• Front Hum Neurosci · Jan 2014

    Mental representation and motor imagery training.

    • Thomas Schack, Kai Essig, Cornelia Frank, and Dirk Koester.
    • Neurocognition and Action-Biomechanics Research Group, Center of Excellence "Cognitive Interaction Technology", Research Institute for Cognition and Robotics, Bielefeld University Bielefeld, Germany.
    • Front Hum Neurosci. 2014 Jan 1;8:328.

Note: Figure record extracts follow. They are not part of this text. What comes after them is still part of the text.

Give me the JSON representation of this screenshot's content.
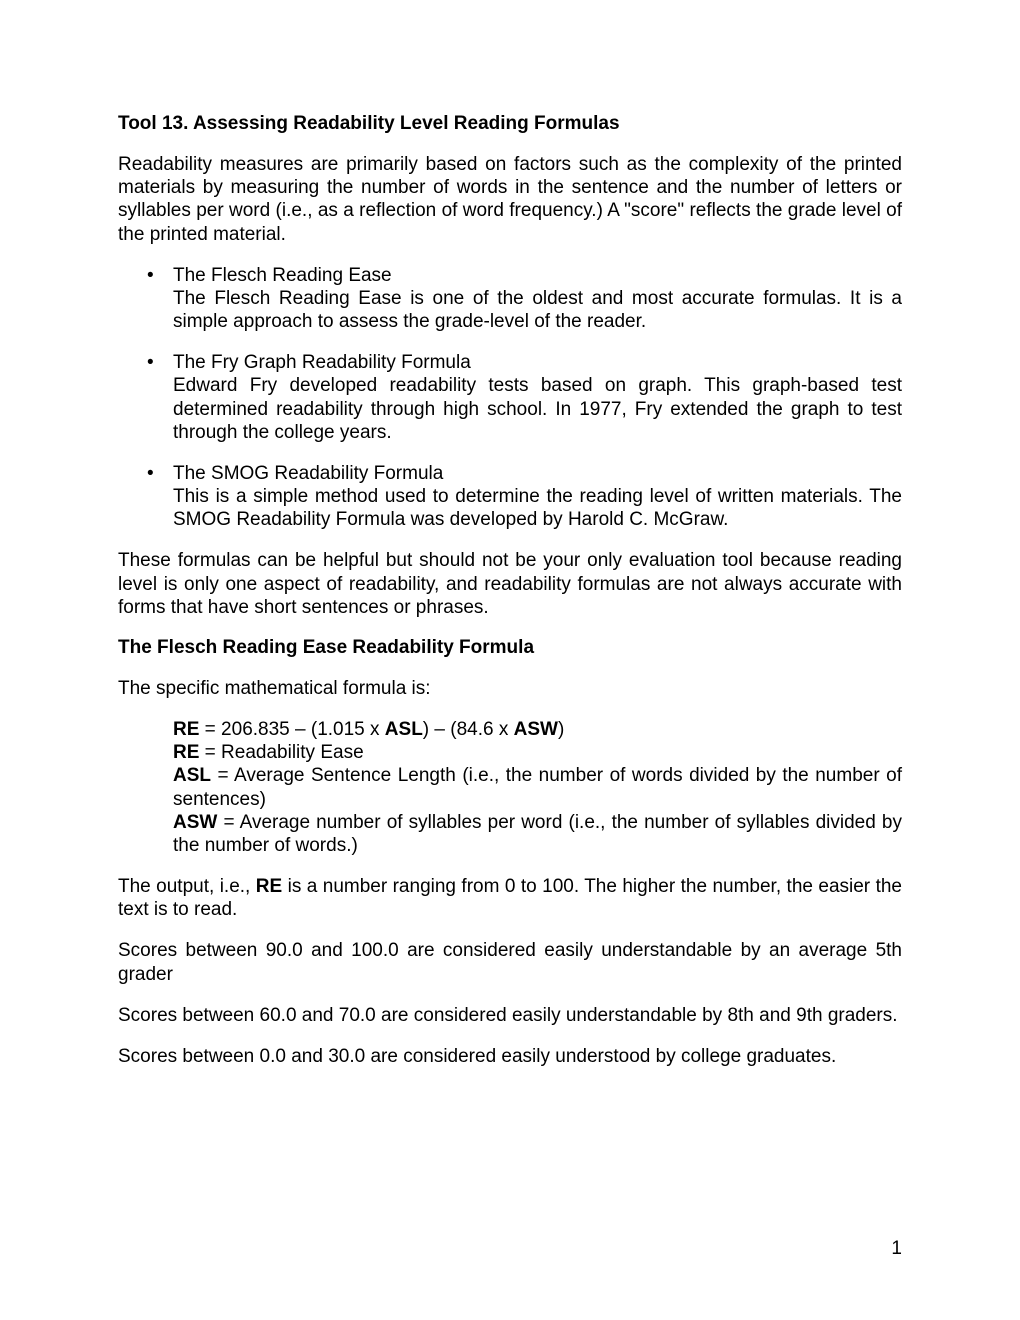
{
  "title": "Tool 13. Assessing Readability Level Reading Formulas",
  "intro": "Readability measures are primarily based on factors such as the complexity of the printed materials by measuring the number of words in the sentence and the number of letters or syllables per word (i.e., as a reflection of word frequency.)  A \"score\" reflects the grade level of the printed material.",
  "bullets": [
    {
      "heading": "The Flesch Reading Ease",
      "body": "The Flesch Reading Ease is one of the oldest and most accurate formulas. It is a simple approach to assess the grade-level of the reader."
    },
    {
      "heading": "The Fry Graph Readability Formula",
      "body": "Edward Fry developed readability tests based on graph. This graph-based test determined readability through high school. In 1977, Fry extended the graph to test through the college years."
    },
    {
      "heading": "The SMOG Readability Formula",
      "body": "This is a simple method used to determine the reading level of written materials. The SMOG Readability Formula was developed by Harold C. McGraw."
    }
  ],
  "caveat": "These formulas can be helpful but should not be your only evaluation tool because reading level is only one aspect of readability, and readability formulas are not always accurate with forms that have short sentences or phrases.",
  "flesch": {
    "title": "The Flesch Reading Ease Readability Formula",
    "intro": "The specific mathematical formula is:",
    "formula": {
      "eq_pre": "RE",
      "eq_mid": " = 206.835 – (1.015 x ",
      "eq_asl": "ASL",
      "eq_mid2": ") – (84.6 x ",
      "eq_asw": "ASW",
      "eq_end": ")",
      "re_label": "RE",
      "re_def": " = Readability Ease",
      "asl_label": "ASL",
      "asl_def": " = Average Sentence Length (i.e., the number of words divided by the number of sentences)",
      "asw_label": "ASW",
      "asw_def": " = Average number of syllables per word (i.e., the number of syllables divided by the number of words.)"
    },
    "output_pre": "The output, i.e., ",
    "output_bold": "RE",
    "output_post": " is a number ranging from 0 to 100. The higher the number, the easier the text is to read.",
    "score1": "Scores between 90.0 and 100.0 are considered easily understandable by an average 5th grader",
    "score2": "Scores between 60.0 and 70.0 are considered easily understandable by 8th and 9th graders.",
    "score3": "Scores between 0.0 and 30.0 are considered easily understood by college graduates."
  },
  "page_number": "1"
}
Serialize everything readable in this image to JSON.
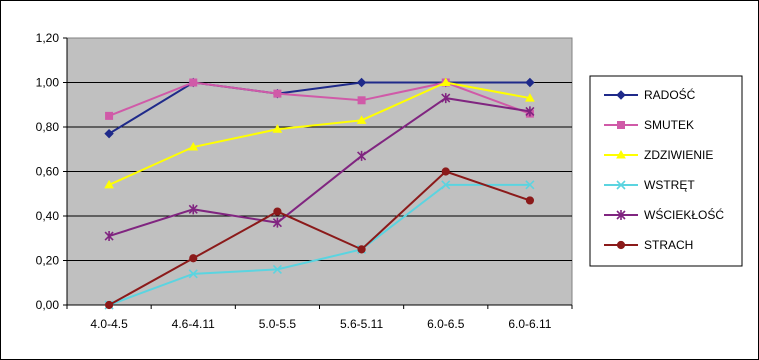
{
  "chart_data": {
    "type": "line",
    "title": "",
    "xlabel": "",
    "ylabel": "",
    "categories": [
      "4.0-4.5",
      "4.6-4.11",
      "5.0-5.5",
      "5.6-5.11",
      "6.0-6.5",
      "6.0-6.11"
    ],
    "ylim": [
      0,
      1.2
    ],
    "yticks": [
      "0,00",
      "0,20",
      "0,40",
      "0,60",
      "0,80",
      "1,00",
      "1,20"
    ],
    "grid": true,
    "plot_background": "#c0c0c0",
    "legend_position": "right",
    "series": [
      {
        "name": "RADOŚĆ",
        "color": "#1f2a8a",
        "marker": "diamond",
        "values": [
          0.77,
          1.0,
          0.95,
          1.0,
          1.0,
          1.0
        ]
      },
      {
        "name": "SMUTEK",
        "color": "#d05aa8",
        "marker": "square",
        "values": [
          0.85,
          1.0,
          0.95,
          0.92,
          1.0,
          0.86
        ]
      },
      {
        "name": "ZDZIWIENIE",
        "color": "#ffff00",
        "marker": "triangle",
        "values": [
          0.54,
          0.71,
          0.79,
          0.83,
          1.0,
          0.93
        ]
      },
      {
        "name": "WSTRĘT",
        "color": "#5bd4e0",
        "marker": "x",
        "values": [
          0.0,
          0.14,
          0.16,
          0.25,
          0.54,
          0.54
        ]
      },
      {
        "name": "WŚCIEKŁOŚĆ",
        "color": "#802580",
        "marker": "star",
        "values": [
          0.31,
          0.43,
          0.37,
          0.67,
          0.93,
          0.87
        ]
      },
      {
        "name": "STRACH",
        "color": "#8b1a1a",
        "marker": "circle",
        "values": [
          0.0,
          0.21,
          0.42,
          0.25,
          0.6,
          0.47
        ]
      }
    ]
  }
}
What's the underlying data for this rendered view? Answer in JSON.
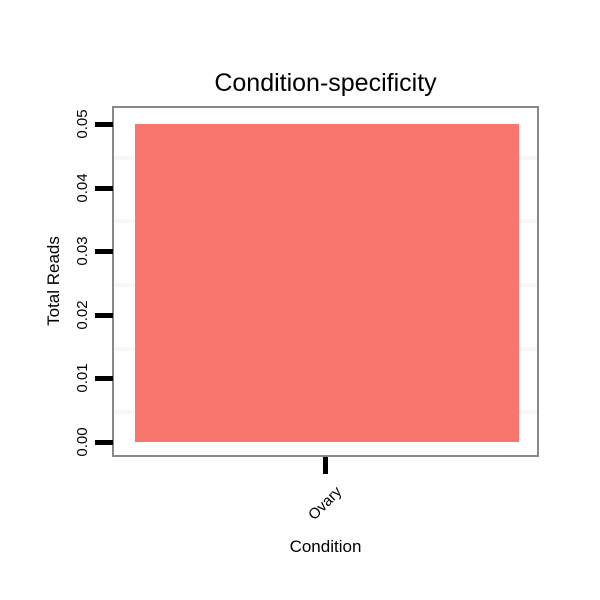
{
  "title": "Condition-specificity",
  "y_axis": {
    "label": "Total Reads",
    "ticks": [
      "0.00",
      "0.01",
      "0.02",
      "0.03",
      "0.04",
      "0.05"
    ]
  },
  "x_axis": {
    "label": "Condition",
    "categories": [
      "Ovary"
    ]
  },
  "colors": {
    "bar": "#F8766D",
    "panel_border": "#888888",
    "minor_grid": "#F7F7F7",
    "tick": "#000000",
    "text": "#000000",
    "background": "#FFFFFF"
  },
  "chart_data": {
    "type": "bar",
    "categories": [
      "Ovary"
    ],
    "values": [
      0.05
    ],
    "title": "Condition-specificity",
    "xlabel": "Condition",
    "ylabel": "Total Reads",
    "ylim": [
      0,
      0.05
    ],
    "y_ticks": [
      0.0,
      0.01,
      0.02,
      0.03,
      0.04,
      0.05
    ],
    "y_minor_gridlines": [
      0.005,
      0.015,
      0.025,
      0.035,
      0.045
    ],
    "bar_color": "#F8766D",
    "legend": "none",
    "grid": "minor-only",
    "orientation": "vertical"
  }
}
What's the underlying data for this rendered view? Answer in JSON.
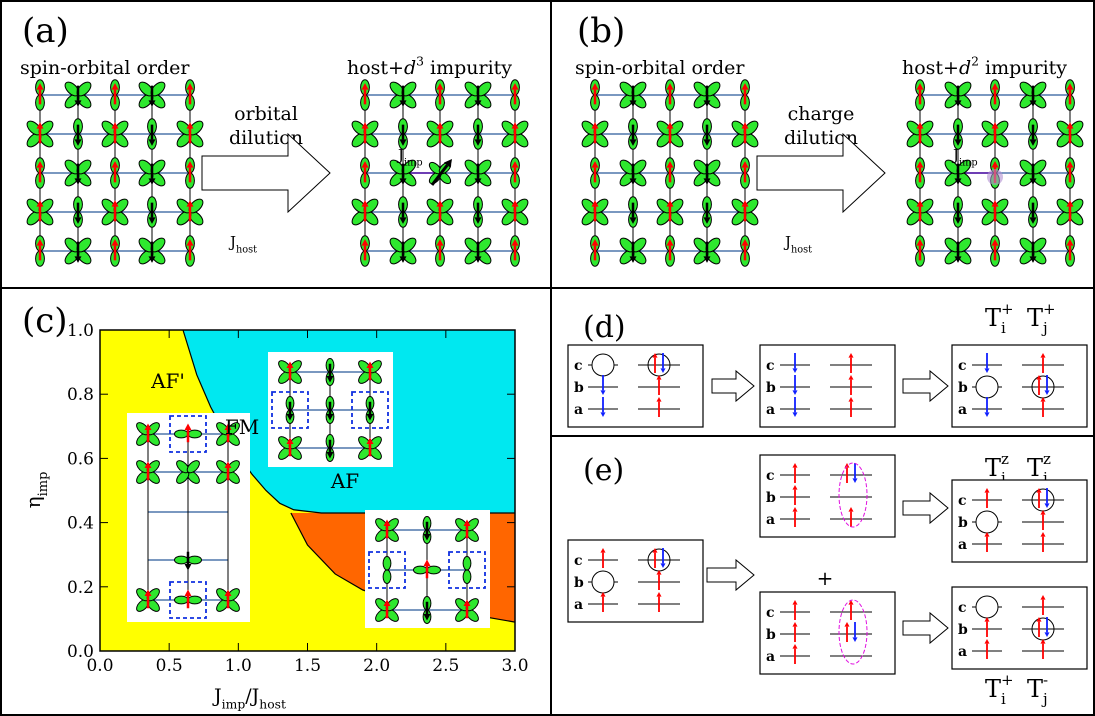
{
  "panels": {
    "a": "(a)",
    "b": "(b)",
    "c": "(c)",
    "d": "(d)",
    "e": "(e)"
  },
  "panel_a": {
    "left_title": "spin-orbital order",
    "right_title": {
      "prefix": "host+",
      "ion": "d",
      "power": "3",
      "suffix": "impurity"
    },
    "process": [
      "orbital",
      "dilution"
    ],
    "j_host": {
      "base": "J",
      "sub": "host"
    },
    "j_imp": {
      "base": "J",
      "sub": "imp"
    }
  },
  "panel_b": {
    "left_title": "spin-orbital order",
    "right_title": {
      "prefix": "host+",
      "ion": "d",
      "power": "2",
      "suffix": "impurity"
    },
    "process": [
      "charge",
      "dilution"
    ],
    "j_host": {
      "base": "J",
      "sub": "host"
    },
    "j_imp": {
      "base": "J",
      "sub": "imp"
    }
  },
  "chart_data": {
    "type": "phase-diagram",
    "xlim": [
      0,
      3
    ],
    "ylim": [
      0,
      1
    ],
    "xticks": [
      {
        "value": 0,
        "label": "0.0"
      },
      {
        "value": 0.5,
        "label": "0.5"
      },
      {
        "value": 1,
        "label": "1.0"
      },
      {
        "value": 1.5,
        "label": "1.5"
      },
      {
        "value": 2,
        "label": "2.0"
      },
      {
        "value": 2.5,
        "label": "2.5"
      },
      {
        "value": 3,
        "label": "3.0"
      }
    ],
    "yticks": [
      {
        "value": 0,
        "label": "0.0"
      },
      {
        "value": 0.2,
        "label": "0.2"
      },
      {
        "value": 0.4,
        "label": "0.4"
      },
      {
        "value": 0.6,
        "label": "0.6"
      },
      {
        "value": 0.8,
        "label": "0.8"
      },
      {
        "value": 1,
        "label": "1.0"
      }
    ],
    "xlabel": {
      "base": "J",
      "sub": "imp",
      "sep": "/",
      "base2": "J",
      "sub2": "host"
    },
    "ylabel": {
      "base": "η",
      "sub": "imp"
    },
    "regions": [
      {
        "name": "AF'",
        "color": "#ffff00"
      },
      {
        "name": "FM",
        "color": "#00e8f0"
      },
      {
        "name": "AF",
        "color": "#ff6600"
      }
    ],
    "boundaries": [
      {
        "x": [
          0.6,
          0.7,
          0.8,
          0.9,
          1.0,
          1.1,
          1.2,
          1.3,
          1.4,
          1.6,
          2.0,
          3.0
        ],
        "y": [
          1.0,
          0.86,
          0.76,
          0.68,
          0.61,
          0.55,
          0.5,
          0.46,
          0.44,
          0.43,
          0.43,
          0.43
        ]
      },
      {
        "x": [
          1.38,
          1.5,
          1.7,
          1.9,
          2.2,
          2.6,
          3.0
        ],
        "y": [
          0.43,
          0.33,
          0.24,
          0.19,
          0.15,
          0.12,
          0.09
        ]
      }
    ]
  },
  "level_labels": [
    "c",
    "b",
    "a"
  ],
  "plus": "+",
  "operators": {
    "d": [
      {
        "base": "T",
        "sub": "i",
        "sup": "+"
      },
      {
        "base": "T",
        "sub": "j",
        "sup": "+"
      }
    ],
    "e_top": [
      {
        "base": "T",
        "sub": "i",
        "sup": "z"
      },
      {
        "base": "T",
        "sub": "j",
        "sup": "z"
      }
    ],
    "e_bottom": [
      {
        "base": "T",
        "sub": "i",
        "sup": "+"
      },
      {
        "base": "T",
        "sub": "j",
        "sup": "-"
      }
    ]
  }
}
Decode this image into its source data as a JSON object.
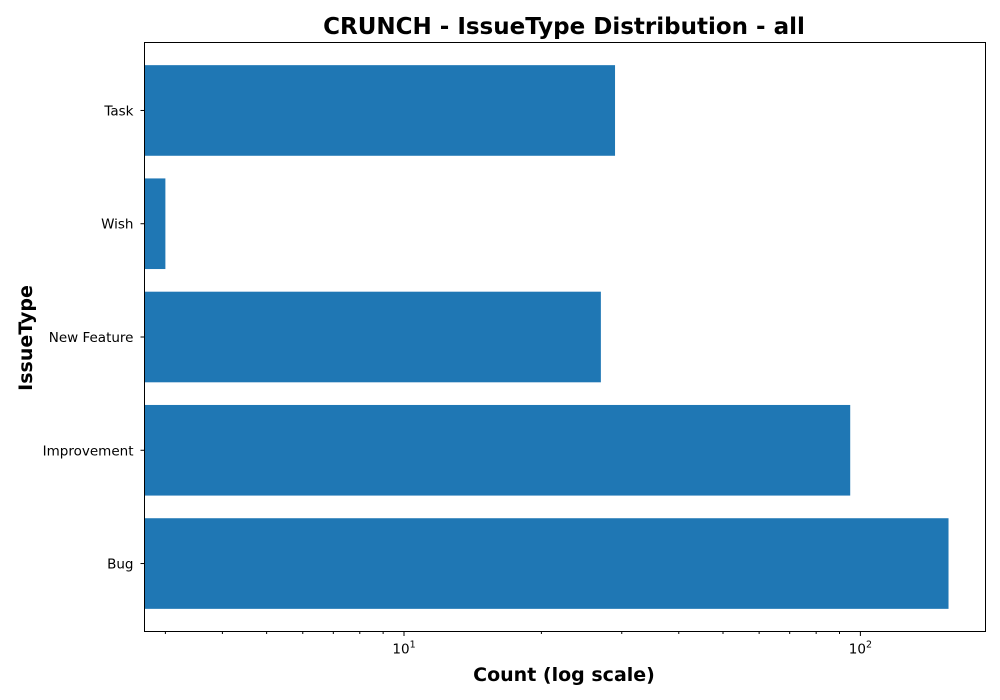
{
  "chart_data": {
    "type": "bar",
    "orientation": "horizontal",
    "title": "CRUNCH - IssueType Distribution - all",
    "xlabel": "Count (log scale)",
    "ylabel": "IssueType",
    "x_scale": "log",
    "xlim": [
      2.7,
      188
    ],
    "categories": [
      "Bug",
      "Improvement",
      "New Feature",
      "Wish",
      "Task"
    ],
    "values": [
      156,
      95,
      27,
      3,
      29
    ],
    "x_tick_labels": [
      {
        "value": 10,
        "base": "10",
        "exponent": "1"
      },
      {
        "value": 100,
        "base": "10",
        "exponent": "2"
      }
    ],
    "bar_color": "#1f77b4",
    "grid": false,
    "legend": "none"
  }
}
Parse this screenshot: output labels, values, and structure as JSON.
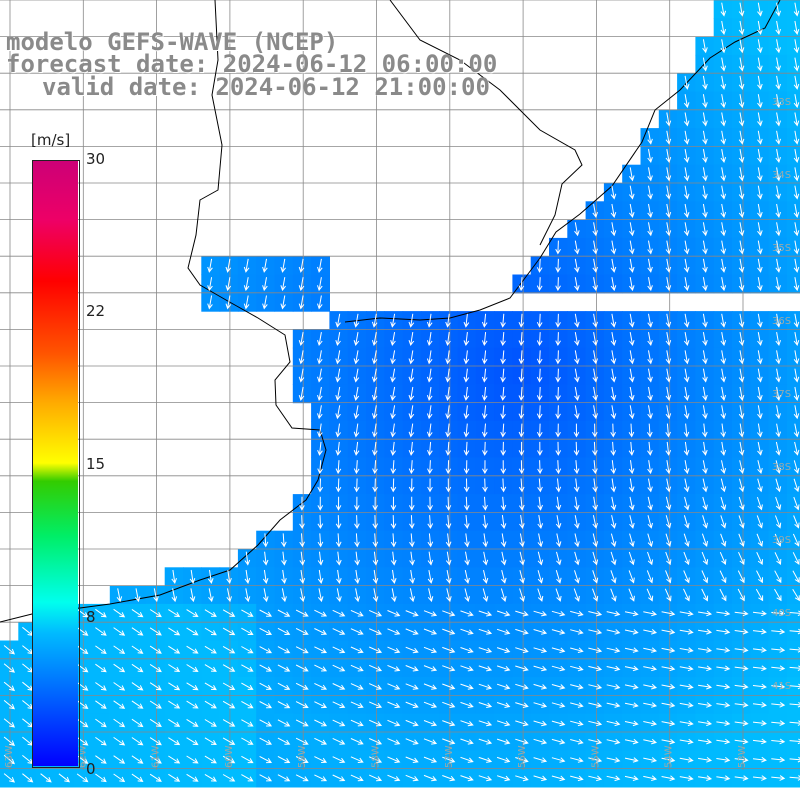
{
  "title": {
    "line1": "modelo GEFS-WAVE (NCEP)",
    "line2": "forecast date: 2024-06-12 06:00:00",
    "line3": "valid date: 2024-06-12 21:00:00"
  },
  "legend": {
    "unit": "[m/s]",
    "ticks": [
      "30",
      "22",
      "15",
      "8",
      "0"
    ],
    "colors": [
      "#0000ff",
      "#0066ff",
      "#00bbff",
      "#00ffee",
      "#00ee66",
      "#33cc00",
      "#ffff00",
      "#ffaa00",
      "#ff5500",
      "#ff0000",
      "#ee0066",
      "#cc0077"
    ]
  },
  "map": {
    "type": "wind-field",
    "variable": "wind speed",
    "colors": {
      "land": "#ffffff",
      "coastline": "#000000",
      "grid": "#888888",
      "arrow": "#ffffff"
    },
    "lat_labels": [
      "33S",
      "34S",
      "35S",
      "36S",
      "37S",
      "38S",
      "39S",
      "40S",
      "41S"
    ],
    "lon_labels": [
      "63W",
      "62W",
      "61W",
      "60W",
      "59W",
      "58W",
      "57W",
      "56W",
      "55W",
      "54W",
      "53W"
    ]
  }
}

    AbstractResearch in sports, dance and rehabilitation has shown that basic action concepts (BACs) are fundamental building blocks of mental action representations. BACs are based on chunked body postures related to common functions for realizing action goals. In this paper, we outline issues in research methodology and an experimental method, the structural dimensional analysis of mental representation (SDA-M), to assess action-relevant representational structures that reflect the organization of BACs. The SDA-M reveals a strong relationship between cognitive representation and performance if complex actions are performed. We show how the SDA-M can improve motor imagery training and how it contributes to our understanding of coaching processes. The SDA-M capitalizes on the objective measurement of individual mental movement representations before training and the integration of these results into the motor imagery training. Such motor imagery training based on mental representations (MTMR) has been applied successfully in professional sports such as golf, volleyball, gymnastics, windsurfing, and recently in the rehabilitation of patients who have suffered a stroke.